May the new actuary rely upon the accrued benefit provided? According to ASOP 41 Section 3.4.3, “An actuary who makes an actuarial communication assumes responsibility for it, except to the extent the actuary disclaims responsibility by stating reliance on other sources. ...An actuarial communication making use of any such reliance should define the extent of the reliance, for example by stating whether or not checks as to reasonableness have been applied. An actuary may rely upon other sources for information, except where limited or prohibited by applicable standards of practice or law or regulation.” ASOP 23 Section 3.5 states, “...the actuary should consider further steps, when practical, to improve the quality of the data.”

In my opinion, the new actuary should make a reasonable effort to obtain the data and match the accrued benefits. If the data cannot be obtained, the actuary may use the accrued benefits provided, disclosing the reliance.

After collecting sufficient information, the new actuary must match the previous actuary’s results within a threshold. Otherwise, a change in the plan’s enrolled actuary may be deemed a funding method change. The Internal Revenue Code, as modified by the Pension Protection Act of 2006, requires that a change in funding method be approved by the Secretary. IRS Announcement 2015-3 provides automatic approval of a change in funding method resulting from a change in the plan’s enrolled actuary under certain circumstances. In general, if there is (1) a change in the enrolled actuary, (2) a change in the business organization providing actuarial services and (3) a change in the valuation software, automatic approval of the funding method change is granted if the new actuary matches each of the funding target, target normal cost and actuarial value of assets within 5%.

In some cases, the new actuary will discover a mistake made by the previous actuary. If the mistake is an incorrect calculation of participant benefits — whether due to incorrectly coded software, misreading of the benefit formula or other document provisions, or data entry errors — then the new actuary should attempt to meet the 5% threshold using the previous actuary’s benefit amounts.

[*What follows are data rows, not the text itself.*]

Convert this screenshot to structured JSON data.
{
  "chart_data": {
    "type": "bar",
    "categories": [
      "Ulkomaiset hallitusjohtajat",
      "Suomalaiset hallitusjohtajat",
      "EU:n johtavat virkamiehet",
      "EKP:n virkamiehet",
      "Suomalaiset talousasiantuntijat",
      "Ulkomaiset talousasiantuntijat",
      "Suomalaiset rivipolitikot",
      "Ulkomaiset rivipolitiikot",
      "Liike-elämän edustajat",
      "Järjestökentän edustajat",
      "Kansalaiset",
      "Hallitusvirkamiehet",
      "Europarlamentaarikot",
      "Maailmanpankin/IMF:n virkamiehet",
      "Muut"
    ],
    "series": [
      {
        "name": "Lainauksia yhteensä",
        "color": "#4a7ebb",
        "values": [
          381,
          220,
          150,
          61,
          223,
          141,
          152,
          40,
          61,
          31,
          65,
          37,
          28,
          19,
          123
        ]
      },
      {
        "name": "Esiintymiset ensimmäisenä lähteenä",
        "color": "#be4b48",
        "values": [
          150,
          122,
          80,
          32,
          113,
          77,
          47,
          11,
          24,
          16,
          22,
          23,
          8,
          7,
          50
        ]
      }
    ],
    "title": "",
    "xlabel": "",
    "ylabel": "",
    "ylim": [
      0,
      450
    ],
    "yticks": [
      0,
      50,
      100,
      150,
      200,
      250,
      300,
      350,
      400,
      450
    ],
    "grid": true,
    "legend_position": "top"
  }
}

The previous actuary should then revise his or her results with the corrected amounts. The IRS has indicated that it is not necessary to amend the Schedule SB when the revised results do not create a funding deficiency. If the revised results impact the carryover or prefunding balances, then the changes can be reported on the current year Schedule SB.

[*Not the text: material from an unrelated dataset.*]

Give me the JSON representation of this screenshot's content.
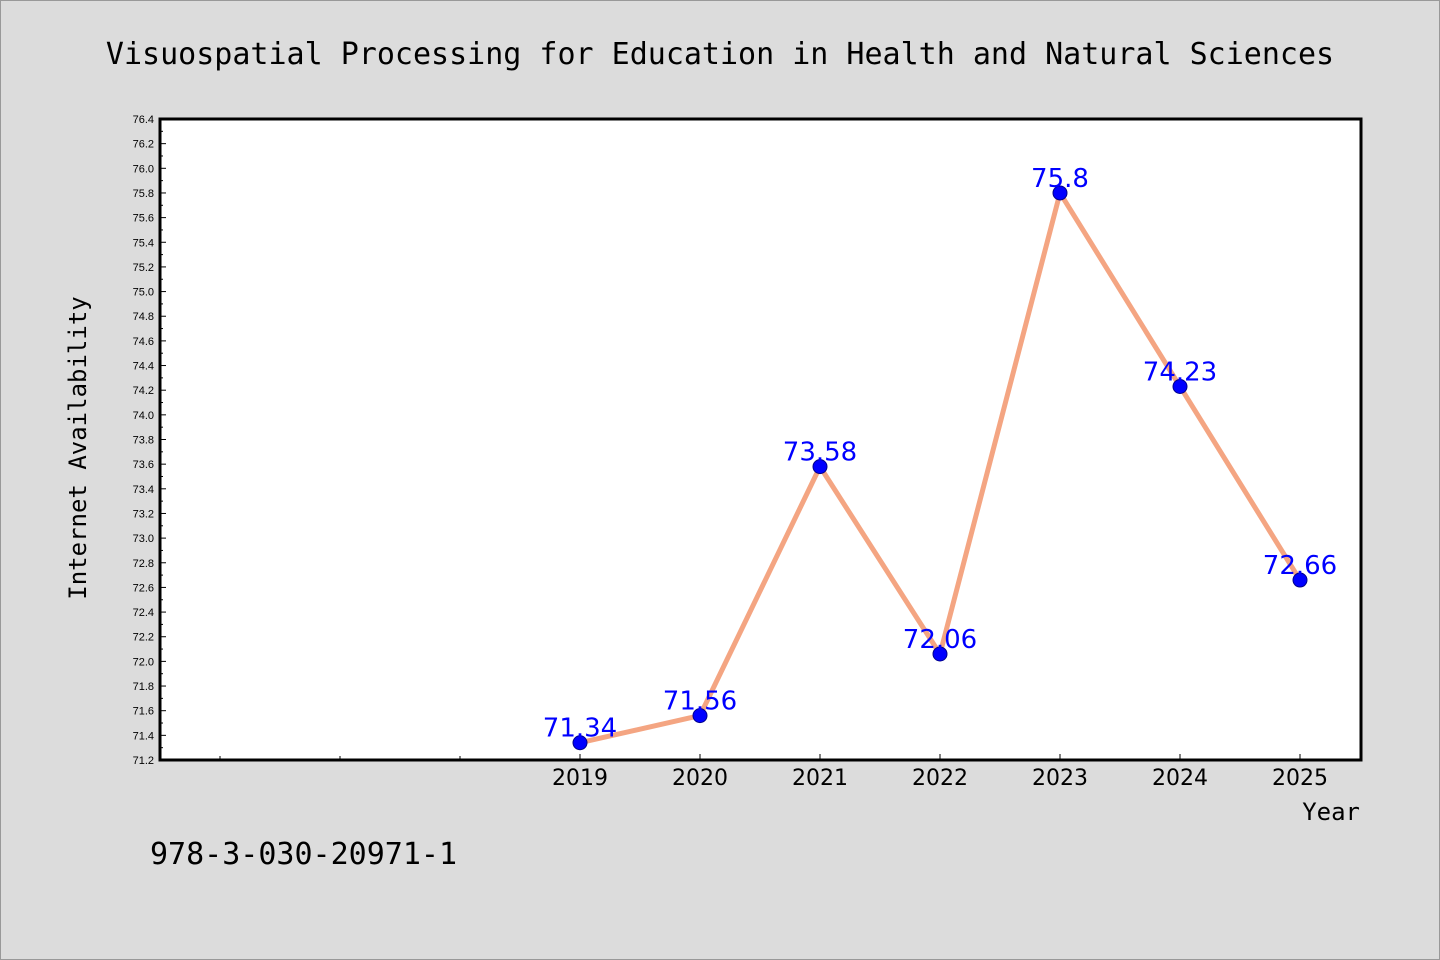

Some takeovers are very smooth, while others reveal minor to more complex issues that are outside of the scope of this article. It’s important to remember that we have all had to deal with both sides of the equation: We’ve won a client from another actuary, and we’ve lost a client to another actuary. It is our duty as actuaries to cooperate with each other.  
 
Lauren Okum, ASA, EA, MAAA, MSPA, is the owner of Premier Actuarial Solutions, an actuarial firm that specializes in the design and administration of defined benefit plans. She has more than 20 years of experience in the actuarial profession. She graduated summa cum laude with highest distinction in Actuarial Science of the University of Illinois at Urbana-Champaign and attended Harvard Business School for her MBA.